El instinto de autoprotección

Angel

Hay fuerzas en nosotros que actúan automáticamente. El instinto de autoprotección es una de ellas. Un impulso tan antiguo como la vida misma, tan necesario que ha permanecido a lo largo de toda nuestra historia, desde las cavernas prehistóricas a las fortalezas medievales, llegando a las zonas protegidas por cámaras de vigilancia en la actualidad. Como toda fuerza vital, puede manifestarse de maneras radicalmente distintas según la dirección que tome: hacia el cuidado o hacia el miedo, hacia la apertura o hacia el encierro.
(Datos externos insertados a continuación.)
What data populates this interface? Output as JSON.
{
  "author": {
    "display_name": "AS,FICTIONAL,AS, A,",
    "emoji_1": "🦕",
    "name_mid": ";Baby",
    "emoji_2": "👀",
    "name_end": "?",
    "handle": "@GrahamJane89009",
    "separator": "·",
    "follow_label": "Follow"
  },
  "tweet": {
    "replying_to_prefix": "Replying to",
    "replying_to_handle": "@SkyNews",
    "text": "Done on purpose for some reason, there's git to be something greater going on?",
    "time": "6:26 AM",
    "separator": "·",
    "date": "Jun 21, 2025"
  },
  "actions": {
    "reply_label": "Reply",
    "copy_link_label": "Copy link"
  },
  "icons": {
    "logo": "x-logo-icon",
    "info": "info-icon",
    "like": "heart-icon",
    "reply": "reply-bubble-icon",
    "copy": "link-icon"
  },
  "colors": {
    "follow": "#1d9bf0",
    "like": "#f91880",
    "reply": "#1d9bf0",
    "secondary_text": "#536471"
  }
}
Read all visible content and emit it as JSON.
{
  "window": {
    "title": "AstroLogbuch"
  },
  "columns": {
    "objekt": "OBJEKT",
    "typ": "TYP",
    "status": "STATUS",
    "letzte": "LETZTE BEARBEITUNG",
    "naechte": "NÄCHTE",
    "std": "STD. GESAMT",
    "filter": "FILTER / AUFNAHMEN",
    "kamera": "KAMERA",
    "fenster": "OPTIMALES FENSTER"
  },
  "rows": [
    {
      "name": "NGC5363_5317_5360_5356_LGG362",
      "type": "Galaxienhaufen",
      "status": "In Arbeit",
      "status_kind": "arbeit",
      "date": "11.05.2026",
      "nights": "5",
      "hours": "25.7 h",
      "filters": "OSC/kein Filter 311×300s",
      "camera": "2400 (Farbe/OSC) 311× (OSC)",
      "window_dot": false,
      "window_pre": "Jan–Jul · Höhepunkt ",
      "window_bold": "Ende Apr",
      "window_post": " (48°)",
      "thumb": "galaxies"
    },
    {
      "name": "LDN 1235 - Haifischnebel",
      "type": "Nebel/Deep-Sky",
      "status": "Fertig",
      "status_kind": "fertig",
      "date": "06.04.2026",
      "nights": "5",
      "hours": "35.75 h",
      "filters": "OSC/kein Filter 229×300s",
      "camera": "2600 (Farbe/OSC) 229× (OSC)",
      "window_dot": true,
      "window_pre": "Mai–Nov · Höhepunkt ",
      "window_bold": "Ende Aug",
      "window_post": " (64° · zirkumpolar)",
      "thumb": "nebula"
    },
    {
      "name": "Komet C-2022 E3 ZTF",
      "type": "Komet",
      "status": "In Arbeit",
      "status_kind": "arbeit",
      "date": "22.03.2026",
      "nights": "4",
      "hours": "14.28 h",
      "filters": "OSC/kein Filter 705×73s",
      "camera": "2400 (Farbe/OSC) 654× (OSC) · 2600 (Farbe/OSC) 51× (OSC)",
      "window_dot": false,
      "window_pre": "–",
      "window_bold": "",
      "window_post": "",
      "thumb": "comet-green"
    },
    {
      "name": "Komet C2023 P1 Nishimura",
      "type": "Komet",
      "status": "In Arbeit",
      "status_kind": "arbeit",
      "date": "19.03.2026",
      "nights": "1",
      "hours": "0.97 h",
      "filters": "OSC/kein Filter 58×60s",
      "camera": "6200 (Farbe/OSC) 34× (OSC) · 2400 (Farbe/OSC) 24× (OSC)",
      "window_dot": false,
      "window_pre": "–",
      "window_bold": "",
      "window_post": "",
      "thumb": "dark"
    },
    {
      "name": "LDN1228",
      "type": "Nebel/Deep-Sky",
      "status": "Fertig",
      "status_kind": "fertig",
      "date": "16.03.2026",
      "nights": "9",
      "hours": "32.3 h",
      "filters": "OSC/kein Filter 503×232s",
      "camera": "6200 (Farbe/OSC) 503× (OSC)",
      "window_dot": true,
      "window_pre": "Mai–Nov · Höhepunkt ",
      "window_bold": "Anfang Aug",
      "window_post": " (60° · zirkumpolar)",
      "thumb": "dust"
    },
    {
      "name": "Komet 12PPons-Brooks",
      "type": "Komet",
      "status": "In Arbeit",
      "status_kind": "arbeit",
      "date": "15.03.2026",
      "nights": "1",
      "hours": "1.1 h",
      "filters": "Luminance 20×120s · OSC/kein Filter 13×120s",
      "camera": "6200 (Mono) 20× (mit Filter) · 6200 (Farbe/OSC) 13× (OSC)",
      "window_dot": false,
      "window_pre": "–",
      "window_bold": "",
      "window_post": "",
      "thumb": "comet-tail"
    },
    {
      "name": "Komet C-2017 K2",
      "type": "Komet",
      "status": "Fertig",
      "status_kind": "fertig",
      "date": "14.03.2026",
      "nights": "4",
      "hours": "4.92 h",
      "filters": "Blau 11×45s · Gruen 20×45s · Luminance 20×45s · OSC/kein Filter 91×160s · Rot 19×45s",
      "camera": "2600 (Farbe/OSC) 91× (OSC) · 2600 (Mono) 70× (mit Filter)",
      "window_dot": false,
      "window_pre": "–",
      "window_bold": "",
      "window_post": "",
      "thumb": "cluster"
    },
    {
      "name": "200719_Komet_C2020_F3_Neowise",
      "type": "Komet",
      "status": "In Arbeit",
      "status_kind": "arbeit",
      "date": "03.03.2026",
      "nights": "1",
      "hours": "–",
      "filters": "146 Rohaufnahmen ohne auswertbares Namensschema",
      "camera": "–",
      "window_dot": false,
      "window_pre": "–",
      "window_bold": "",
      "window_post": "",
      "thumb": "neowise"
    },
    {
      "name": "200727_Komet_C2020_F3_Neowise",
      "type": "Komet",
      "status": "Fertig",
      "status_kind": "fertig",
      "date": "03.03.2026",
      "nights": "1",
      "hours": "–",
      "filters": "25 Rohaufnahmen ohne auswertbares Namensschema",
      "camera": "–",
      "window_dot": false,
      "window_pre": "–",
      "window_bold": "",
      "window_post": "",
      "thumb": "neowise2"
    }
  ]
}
¿Cómo protegernos sin aislarnos? ¿Cómo cuidar nuestra vida interior sin romper el vínculo con los demás? ¿Cómo distinguir entre una protección que nos fortalece y una que nos empobrece?

Mi propia decisión de vivir en un pueblo pequeño nace de ese instinto. Busqué poder respirar mejor, reducir el ruido, vivir más despacio, alejarme en lo posible de la tensión que emana de una gran ciudad. No es un acto de exclusión, sino de autocuidado. Mi autoprotección no implica aislamiento, sino procurar un entorno favorable donde pueda mantener lo que más valoro: la calma, la reflexión, el contacto con la naturaleza, los espacios abiertos y silenciosos. Soy un privilegiado, porque en gran medida es lo que tengo. Yo he puesto mi parte y la suerte ha hecho el resto.

He procurado proteger mi espacio vital sin blindarlo y cuidar mi interior sin cerrar las puertas al mundo. Digamos que es una forma de protección permeable y no hermética. Me permite disminuir la ansiedad del ruido físico y mental, crear mejores condiciones para reflexionar, desarrollar mi sensibilidad y mantener un mayor contacto con la naturaleza. Y todo ello sin romper la conexión con los demás, ni con los riesgos y problemas del mundo. Algo fundamental para mantener la confianza en la humanidad a pesar de las miserias que nos muestran a diario.

Lo que debo blindar por encima de todo es mi paz interior, y eso no lo consigo encerrándome en un castillo sino alimentando una mente equilibrada, fuerte y flexible.

Cuando la protección se convierte en coto cerrado

El mismo instinto de autoprotección se puede encontrar en lugares aparentemente muy distintos. Las urbanizaciones cerradas y vigiladas, donde la seguridad se adquiere como un bien de lujo; los barrios marginales, donde el aislamiento es involuntario pero funcional, una forma de protegerse del Estado, de la policía, del estigma, o de salvaguardar economías ilícitas; y comunidades como los amish y Orania, donde la autoprotección se convierte en un proyecto identitario de separación cultural, religiosa o racial.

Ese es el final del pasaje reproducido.